In case you’ve recently emerged from under a rock, cloud computing represents a shift in thinking built on four pillars: open source software, virtualization, cheap commodity hardware and, most importantly, an acceptance of computing capabilities that exist outside the corporate firewall. In recent years, Amazon has transformed itself from an online store to a broad e-commerce platform that includes fulfillment and payment services, all while introducing an advanced suite of Web services that allow other businesses to incrementally scale up their computing needs. They’re now the poster child for cloud computing.
Amazon’s latest announcement was the addition of the Elastic Block Store (EBS) to their Elastic Cloud virtualized Linux box service. In Linux-speak, a block device is usually used to mount a storage device, such as a networked file system or a local disk, to a local server. Previously, EC2 virtual servers or “instances” were stateless—meaning all data on the server was lost when it rebooted or crashed. In order to keep data persistent, one needed to copy it to a durable storage system such as Amazon’s S3 service, which allows for reliable long-term storage of data. The new EBS makes this much easier and allows EC2 instances to create snapshots of data that are kept on S3. If the EC2 instance reboots, your data is safely stored on S3 (at least from the point of the last snapshot). This greatly simplifies previous methods of dealing with data on EC2 and will make it more attractive to developers.
The notion of using network-attached storage devices on Linux machines is not new, but something here is. In the Olden Days (pre-2006), figuring out how to attach a terabyte of highly redundant storage to one of your machines usually required some wrangling. It was an expensive proposition that involved heady fixed costs that were usually hard for any entrepreneurial spirit to swallow. If you needed 100Gb today and would need 700Gb later in the year, you were stuck with the option of buying 1Tb of disk up front and using it gradually. Today, it’s a pay-as-you-go system that can scale up to use some serious storage in a manner that’s very easy to access from a traditional Linux filesystem.
It’s not all roses, however. EC2 instances sometimes suffer from erratic or slow disk I/O, although Amazon advertises that the EBS performs better than EC2 local disks. You currently cannot share an EBS between multiple EC2 instances. In other words, you can’t spin up twenty EC2 servers and have them mount a shared filesystem like you can with a traditional networked filesystem in your datacenter. This is a complex problem, but Amazon has the technical chops to work on it and I expect them to look closely at this for future EBS releases.

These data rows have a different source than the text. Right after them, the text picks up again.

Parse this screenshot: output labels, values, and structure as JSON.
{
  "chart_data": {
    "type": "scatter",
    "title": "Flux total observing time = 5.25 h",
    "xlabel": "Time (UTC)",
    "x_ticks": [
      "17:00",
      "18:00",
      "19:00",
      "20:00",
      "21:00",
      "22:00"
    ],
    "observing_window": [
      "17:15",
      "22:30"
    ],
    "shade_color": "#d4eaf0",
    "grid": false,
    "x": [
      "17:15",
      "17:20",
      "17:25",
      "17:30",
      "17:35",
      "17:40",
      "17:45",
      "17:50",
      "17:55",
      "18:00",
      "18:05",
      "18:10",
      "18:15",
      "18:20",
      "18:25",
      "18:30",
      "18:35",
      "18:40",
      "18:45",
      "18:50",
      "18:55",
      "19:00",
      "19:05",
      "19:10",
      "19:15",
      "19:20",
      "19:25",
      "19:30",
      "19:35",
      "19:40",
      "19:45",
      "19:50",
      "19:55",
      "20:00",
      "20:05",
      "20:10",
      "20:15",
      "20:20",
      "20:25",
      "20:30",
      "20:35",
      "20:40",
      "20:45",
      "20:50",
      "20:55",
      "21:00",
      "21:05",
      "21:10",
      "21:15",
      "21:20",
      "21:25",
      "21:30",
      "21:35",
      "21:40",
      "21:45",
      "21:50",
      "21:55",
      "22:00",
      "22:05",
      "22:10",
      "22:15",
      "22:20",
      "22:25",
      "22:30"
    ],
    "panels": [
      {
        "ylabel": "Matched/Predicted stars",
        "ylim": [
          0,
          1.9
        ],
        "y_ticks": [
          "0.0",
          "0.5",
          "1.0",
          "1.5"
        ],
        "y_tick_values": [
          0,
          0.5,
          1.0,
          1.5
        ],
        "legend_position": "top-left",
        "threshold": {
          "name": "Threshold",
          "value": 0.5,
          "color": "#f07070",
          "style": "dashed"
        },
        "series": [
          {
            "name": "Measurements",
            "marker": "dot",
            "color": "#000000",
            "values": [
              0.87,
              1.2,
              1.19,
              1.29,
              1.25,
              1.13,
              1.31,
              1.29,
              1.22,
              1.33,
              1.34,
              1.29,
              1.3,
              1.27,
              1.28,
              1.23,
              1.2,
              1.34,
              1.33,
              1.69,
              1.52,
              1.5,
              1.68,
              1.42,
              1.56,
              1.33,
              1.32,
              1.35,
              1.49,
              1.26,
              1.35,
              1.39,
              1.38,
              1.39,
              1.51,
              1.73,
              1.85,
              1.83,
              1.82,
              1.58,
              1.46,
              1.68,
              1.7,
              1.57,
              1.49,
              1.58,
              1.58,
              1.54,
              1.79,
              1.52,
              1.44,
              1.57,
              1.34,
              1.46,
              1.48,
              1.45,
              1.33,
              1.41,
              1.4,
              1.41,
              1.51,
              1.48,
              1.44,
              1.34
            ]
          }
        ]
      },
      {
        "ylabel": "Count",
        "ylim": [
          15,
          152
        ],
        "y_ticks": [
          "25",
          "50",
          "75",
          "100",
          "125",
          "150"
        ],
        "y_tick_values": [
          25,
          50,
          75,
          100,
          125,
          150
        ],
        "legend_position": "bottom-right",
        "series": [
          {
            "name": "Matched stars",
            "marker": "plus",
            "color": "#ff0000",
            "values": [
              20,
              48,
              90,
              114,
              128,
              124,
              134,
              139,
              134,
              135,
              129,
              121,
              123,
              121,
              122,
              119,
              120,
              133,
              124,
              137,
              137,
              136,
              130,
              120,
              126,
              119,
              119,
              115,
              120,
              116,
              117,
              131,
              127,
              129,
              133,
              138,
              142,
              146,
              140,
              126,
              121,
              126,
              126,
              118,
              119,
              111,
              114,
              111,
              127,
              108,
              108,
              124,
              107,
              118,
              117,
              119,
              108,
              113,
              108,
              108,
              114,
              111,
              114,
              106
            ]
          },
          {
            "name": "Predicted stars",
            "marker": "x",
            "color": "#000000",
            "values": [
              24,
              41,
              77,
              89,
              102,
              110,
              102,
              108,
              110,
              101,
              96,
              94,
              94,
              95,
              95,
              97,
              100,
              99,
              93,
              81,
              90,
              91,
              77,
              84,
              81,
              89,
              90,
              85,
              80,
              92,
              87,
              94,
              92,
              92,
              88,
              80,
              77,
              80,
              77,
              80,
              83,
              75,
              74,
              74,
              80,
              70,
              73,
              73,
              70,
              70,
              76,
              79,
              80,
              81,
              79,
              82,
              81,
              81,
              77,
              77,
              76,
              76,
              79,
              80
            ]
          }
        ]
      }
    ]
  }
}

The question that system architects should be asking is “does my architecture allow me to take advantage of services like EBS?” My company, StyleFeeder, has tens of millions of images hosted on Amazon’s cloud computing services. We were able to migrate our data quite easily primarily because key parts of our infrastructure were designed with a level of abstraction that requires only minimally invasive software surgery. Once you start working with pay-as-you-go cloud computing services, it’s important to think creatively about how you can use them. Removing rigid structures in your systems isn’t a small task, to be sure, but working in this direction can help revolutionize what your business is capable of and how quickly you can move it forward.